Газета Завтра 524 (49 2003) - страница 29

стр.

Россия — более аид, чем рай, но почему-то аид этот так завораживающе влекущ. Уж не потому ли, что только в России можно наплевать на обыденность, оставаясь при этом человеком, как и наплевать вообще на всякую пошлость, что, собственно, уже и проделала столь ярко и последовательно великая русская литература, невольно представив русскость в искаженно-неприглядном виде.

Ведь кто-то же должен в мире отвергать этот неприглядный человеческий мир целиком? Не приспосабливаться к нему, не переделывать его под свое эго, не встраиваться в него смиренно.

Кто-то же должен нести в себе жажду иного мира, выпестывая какую-то альтернативу существующему порядку вещей?

Есть разные мироощущения, но есть среди них и очень глубокие, исходящие от трансцендентного, от абсолюта. Не оттуда ли и русскость, коли активная поверхность с ней так борется?

Вся обыденность и пошлость мира, особенно западного, ополчилась сегодня на русскость.

Не на Россию даже, а именно на русскость, которая уходит куда-то прячась. Великая идет борьба — не на жизнь, а на смерть!
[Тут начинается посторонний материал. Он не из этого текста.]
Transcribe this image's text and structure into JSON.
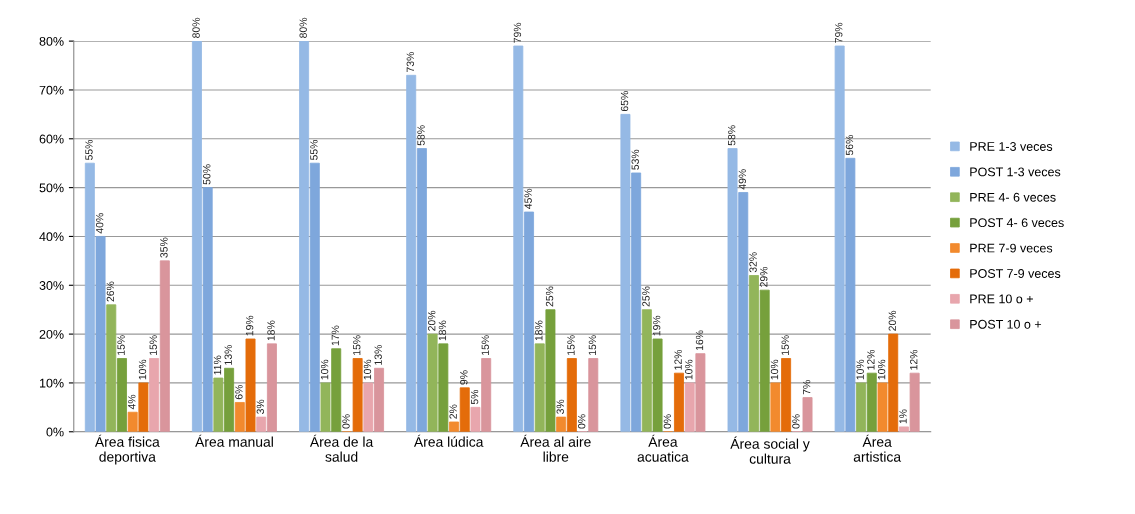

Обыденность русскости не страшна. Плоскость накинулась на глубину, стараясь ее совсем прикрыть, чтоб ничего уже в ней не просматривалось, а русскость как раз и есть тот самый еще живой канал, который ведет в сакральную глубину — на метауровень. Иссушить, выпарить, испепелить! Не надо русскости миру, ее надо уничтожить, а вот чьими руками? Но руки всегда найдутся, мало ли вокруг русскости всяких нерусских, а в самой России якобы русских бесенят!

Ожесточенная борьба с русскостью доказывает, что русскость явно не фикция, а реальность, как реальностью является явный тупик, в который залетело прогрессивное человечество — и против которого в первую очередь выступает русскость, но не словами или процедурами, а фактом своего реального бытия, что гораздо опаснее слов и процедур.

Русский может вообще молчать и ничего не делать. Даже как будто бы всячески поддакивая, он все равно будет неприемлем и страшен. Нигде нет таких понимающих и таких пророческих глаз.

Русскость — невольная ноша, от которой почему-то многим вокруг становится дурно. Кругом ведь такая терпимость — к самим себе, а у русских все наоборот — не любят они себя, ибо понимают, что любить-то, собственно, не за что.

Вот почему любовь свою они направляют на несбыточное, но чудесным образом возможное, видя в каждом из себе подобных такого рода чудесную возможность.

Человек в русскости — очень уж сложное существо, и главное — существо какой-то невозможной возможности. Любить за такую вот возможность — всякий ли сможет?

***

Что же такое русскость?

Отрицание того, что миру кажется полным великого смысла, как и утверждение того, что миру кажется совершенно бессмысленным, ибо русскость восходит к большим смыслам, которые на уровне малых смыслов не улавливаются.

Русскость — совесть мира, а какой-такой правильный смысл вообще может быть у совести? Отсюда русскость — бессмысленность, вот почему ее и надо убить миру, но именно поэтому она и бессмертна. Мир убьет себя раньше, чем он прикончит русскость, которая есть противник этого мира — мира князя, а потому ее суть и миссия бодрой науки и доброй философии совсем и не по зубам.

Русский мир и я в нем — русский. Что тут сказать? Как есть, так и есть! Трудно, но не страшно, а если и страшно, то только от Страха Божьего, который есть не страх, а страда — возвышающее страдание.

Нужно ожидание, нужна работа духа! И вот кажется, что надвигается уже что-то трансцендентное, что должно явиться именно сейчас, не сегодня вовсе, а в последние времена — и будет это необходимым обретением какой-то ясности, которая возникнуть может лишь в языко-словесной свободе, той, что как раз и есть в России.

Пока еще Россия на сносях, еще вынашивает — в своей неопределенности и беспредельности.

Она еще не сказала своего слова, ибо не готова была, да и не ко времени. А сейчас, похоже, те самые времена, когда нового слова жаждут.

Да, любовь, та самая Любовь, которая давно открыта, которая есть и к которой стремятся, это не одно лишь чувство и не одно лишь действо — это сознание, языко-словное, не словами выраженное, а в них трансцендентно явленное.